The suitcase will not shut, not even with Clare’s full weight on it.
“You’ll have to leave something behind,” says Amy from her seat by the window.
Clare slips from the bed. Hands on hips, she frowns and fists her toes in the carpet. “He said to bring everything.”
“If he wanted you to bring everything, he’d have given you a bigger case.”
With a sigh, Clare flips back the lid and scratches her head. “I suppose.”
Amy stands and strolls over to the bed. “Just start again.” She upends the case. Its contents mushroom across the duvet. “Make two piles: stuff you don’t want to take, and stuff you do.”
“All right,” says Clare. She begins to scrabble through her belongings. Her jeans, her tees, her silver-sequinned pumps. Her wash-bag, her hairbrush, the butterfly hair clip her mum gave her for her birthday. “Stuff I do.”
“What about these?” asks Amy, holding up a little black dress and a bunch of lacy undies. “Didn’t he buy them for you?”
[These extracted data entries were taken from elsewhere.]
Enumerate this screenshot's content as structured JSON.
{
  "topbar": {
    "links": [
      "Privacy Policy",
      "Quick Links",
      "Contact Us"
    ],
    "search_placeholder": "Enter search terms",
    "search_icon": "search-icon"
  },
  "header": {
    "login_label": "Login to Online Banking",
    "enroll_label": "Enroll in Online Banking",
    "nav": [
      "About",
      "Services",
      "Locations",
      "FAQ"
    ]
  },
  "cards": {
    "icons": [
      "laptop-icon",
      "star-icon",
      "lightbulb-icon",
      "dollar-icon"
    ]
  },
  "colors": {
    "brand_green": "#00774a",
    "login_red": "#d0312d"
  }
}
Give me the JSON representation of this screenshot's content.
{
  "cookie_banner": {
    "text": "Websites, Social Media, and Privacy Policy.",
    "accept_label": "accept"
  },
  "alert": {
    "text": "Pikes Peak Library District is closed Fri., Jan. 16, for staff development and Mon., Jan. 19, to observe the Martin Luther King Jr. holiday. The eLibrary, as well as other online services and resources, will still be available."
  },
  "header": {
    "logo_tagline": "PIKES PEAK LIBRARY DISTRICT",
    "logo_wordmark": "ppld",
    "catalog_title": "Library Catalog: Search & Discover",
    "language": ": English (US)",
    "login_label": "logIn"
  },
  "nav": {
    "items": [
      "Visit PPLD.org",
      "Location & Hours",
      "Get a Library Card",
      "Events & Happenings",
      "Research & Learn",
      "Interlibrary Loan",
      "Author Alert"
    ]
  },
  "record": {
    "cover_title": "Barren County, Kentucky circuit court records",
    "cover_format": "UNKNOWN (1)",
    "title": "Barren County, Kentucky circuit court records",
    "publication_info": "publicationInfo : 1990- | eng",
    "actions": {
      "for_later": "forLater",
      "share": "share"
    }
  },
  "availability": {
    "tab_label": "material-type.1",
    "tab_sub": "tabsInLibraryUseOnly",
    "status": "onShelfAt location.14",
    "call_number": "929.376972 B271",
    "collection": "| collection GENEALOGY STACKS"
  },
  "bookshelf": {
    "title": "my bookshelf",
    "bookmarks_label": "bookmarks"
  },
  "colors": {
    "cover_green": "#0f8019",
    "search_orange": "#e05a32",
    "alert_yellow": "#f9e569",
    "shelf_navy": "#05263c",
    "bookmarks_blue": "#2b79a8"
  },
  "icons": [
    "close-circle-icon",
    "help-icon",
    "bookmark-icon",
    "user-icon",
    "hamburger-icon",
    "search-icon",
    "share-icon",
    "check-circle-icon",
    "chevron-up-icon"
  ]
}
“Yeah, but they’re not really me.” Clare takes them from Amy and starts a stuff-I-don’t pile.
Shaking her head, Clare drops the tote bag on top of the little black dress. “That’s all that the makeup he bought me. Makes my face sweat.”
Amy continues to peel items from the bed. Clare’s nightshirt, the poncho she purchased with her first ever pay-packet, her collection of bangles and beads.
“Stuff I do,” says Clare again.
The black stilettos, the 10 denier holdups, the red-leather box with Goldsmiths branded across its lid.
“Stuff I don’t.”
Outside, a car door thunks.
“Quick,” says Amy, grabbing an armful of clothes. “He’s here. Pack! You know he hates to be kept waiting.”
Finally, Clare manages to shut the suitcase, and, after the briefest of hugs, she waves goodbye, runs to the car and leaves Amy standing there with the stuff-I-do pile still in her arms.